Profissional de cibersegurança surda revela desafios da área para quem é PCD: ‘Ainda temos barreiras de comunicação’
Postado em: Por: Raimundo Carvalho
Carioca Daniela Cristina Guidugli conta ao g1 como é trabalhar com uma das profissões mais promissoras e bem remuneradas da tecnologia da informação (TI).
A admiração da analista de segurança da informação Daniela Cristina Guidugli, de 37 anos, pela tecnologia vem desde a infância, observando seu pai consertar de tudo, de celular a televisor.
Tanto que considerou ciência da computação como uma de suas opções de graduação. Mas, no fim, ela decidiu por administração. Daniela é uma pessoa com deficiência auditiva e sentiu que administração seria mais fácil para estudar e de se inserir no mercado de trabalho.
Guidugli nunca fez faculdade de TI e só agora começou a estudar rede de computadores. Ela migrou para a segurança em 2009. Antes disso, entre 2003 e 2008, trabalhou com administração no Instituto Nacional de Colonização e Reforma Agrária (Incra), em um hospital e, também, na Marinha do Brasil, no Rio de Janeiro, sua cidade natal.
Ao final da faculdade de administração, ainda em 2008, Daniela fez um curso de tecnologia na ONG Universidade Livre para Eficiência Humana (Unilehu), focada em promover a inclusão de pessoas com deficiência no trabalho.
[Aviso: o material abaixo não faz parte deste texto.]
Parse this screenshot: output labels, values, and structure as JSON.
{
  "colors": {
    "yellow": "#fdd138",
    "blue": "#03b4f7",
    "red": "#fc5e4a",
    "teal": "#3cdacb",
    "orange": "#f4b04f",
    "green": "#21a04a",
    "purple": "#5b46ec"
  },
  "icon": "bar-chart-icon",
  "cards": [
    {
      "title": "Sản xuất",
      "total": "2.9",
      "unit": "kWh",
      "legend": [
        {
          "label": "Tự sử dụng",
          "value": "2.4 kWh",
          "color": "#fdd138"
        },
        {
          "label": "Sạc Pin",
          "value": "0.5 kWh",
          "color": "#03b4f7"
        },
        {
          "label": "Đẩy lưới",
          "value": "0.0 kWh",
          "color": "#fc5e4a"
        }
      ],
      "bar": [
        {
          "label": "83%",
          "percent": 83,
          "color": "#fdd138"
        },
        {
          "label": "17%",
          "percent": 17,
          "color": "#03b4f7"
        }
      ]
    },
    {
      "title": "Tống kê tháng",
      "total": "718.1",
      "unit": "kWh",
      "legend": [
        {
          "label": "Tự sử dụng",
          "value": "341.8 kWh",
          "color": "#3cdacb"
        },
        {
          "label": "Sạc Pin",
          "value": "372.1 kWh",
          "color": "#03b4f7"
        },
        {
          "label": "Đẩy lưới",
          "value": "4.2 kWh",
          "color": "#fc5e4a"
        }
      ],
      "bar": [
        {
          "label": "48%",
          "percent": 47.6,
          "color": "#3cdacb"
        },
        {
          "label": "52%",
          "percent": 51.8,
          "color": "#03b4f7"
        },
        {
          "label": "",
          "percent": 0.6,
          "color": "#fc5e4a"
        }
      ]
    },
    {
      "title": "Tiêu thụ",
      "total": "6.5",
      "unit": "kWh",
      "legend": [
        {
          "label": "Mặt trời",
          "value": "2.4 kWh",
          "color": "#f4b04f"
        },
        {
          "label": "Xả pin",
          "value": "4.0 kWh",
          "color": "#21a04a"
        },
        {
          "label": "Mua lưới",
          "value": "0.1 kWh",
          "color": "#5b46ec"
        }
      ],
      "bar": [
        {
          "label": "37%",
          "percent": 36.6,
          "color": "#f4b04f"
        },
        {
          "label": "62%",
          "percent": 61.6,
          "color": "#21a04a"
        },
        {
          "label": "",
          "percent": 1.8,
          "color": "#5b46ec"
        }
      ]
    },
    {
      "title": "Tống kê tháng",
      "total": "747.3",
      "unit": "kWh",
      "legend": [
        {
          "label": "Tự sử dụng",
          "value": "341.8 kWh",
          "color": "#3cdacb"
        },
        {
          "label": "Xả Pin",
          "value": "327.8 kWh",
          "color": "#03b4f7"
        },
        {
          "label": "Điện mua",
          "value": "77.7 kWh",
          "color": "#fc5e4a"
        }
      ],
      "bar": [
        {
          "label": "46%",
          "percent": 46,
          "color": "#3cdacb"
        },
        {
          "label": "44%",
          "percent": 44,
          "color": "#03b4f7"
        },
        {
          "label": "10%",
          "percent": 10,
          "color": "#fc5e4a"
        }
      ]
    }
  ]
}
À época, graças à parceria da Unilehu com o banco HSBC, Guidugli teve a sua primeira oportunidade com segurança da informação, trabalhando na instituição financeira por quase 7 anos — até ser demitida por corte de custo.
“No banco, foi muito difícil porque não tinha nada de acessibilidade e todo mundo só falava por telefone. Às vezes, precisavam me ligar, mas eu não podia falar. Eu tinha que pedir para mandar e-mail ou, então, tinham pessoas maravilhosas que me ajudavam”, relata.
Com a demissão no banco, a partir de 2015, Daniela conta que passou a se dedicar exclusivamente aos cuidados da filha, hoje com 11 anos, e que também é surda. Ela ficou sem trabalho por 5 anos, mas seguiu estudando sobre cibersegurança.
“Lá em 2008, as capacitações não eram acessíveis. Meus colegas evoluíram e eu me sentia estagnada por falta de estudo e atualizações do mercado”, conta.
Segundo ela, a coisa começou a mudar durante a pandemia de Covid-19, quando as empresas passaram a investir mais em acessibilidade. “A partir de 2020, evoluí bastante como profissional”, diz.
Um mês antes da pandemia de Covid-19 começar, Daniela voltou ao mercado de trabalho, em uma fintech brasileira de soluções de pagamento, no cargo de analista de segurança da informação júnior. Lá, ficou quase um ano, até ser chamada para trabalhar na prefeitura de Curitiba (PR).
Hoje, morando na capital paranaense, onde conheceu o seu marido, que é surdo, Guidugli chegou a se preparar para concursos públicos, isso durante o período em que esteve fora do mercado.
“Eu fui ser servidora pública para trabalhar com melhorias de políticas públicas e acessibilidade para surdos. Só que não tinha nada de tecnologia, então saí depois de 1 ano”, conta.
Após pedir demissão, a profissional voltou a ser analista de segurança da informação júnior na mesma fintech de pagamento, onde ficou por seis meses. Desde setembro de 2022, vem trabalhando em outra instituição financeira, mas, desta vez, como analista pleno, ganhando mais. O valor não foi divulgado.
Seu objetivo no momento é seguir estudando para alcançar novos horizontes nesse mercado. “Como é uma área que eu me identifiquei muito, nunca cogitei desistir dela por causa da minha deficiência. Agora eu penso em me preparar para alcançar uma liderança significativa”.
“Mas a realidade ainda não é perfeita. Temos barreiras de comunicação e de informação, e há muito o que conscientizar. Eu só conheço dois surdos que trabalham com segurança da informação”.
Esta reportagem faz parte da série “Carreira em tecnologia: segurança da informação”, do g1. Com base em relatos de profissionais, professores, executivos de grandes empresas e associações que representam o setor, a série mostra como está o mercado de cibersegurança no Brasil.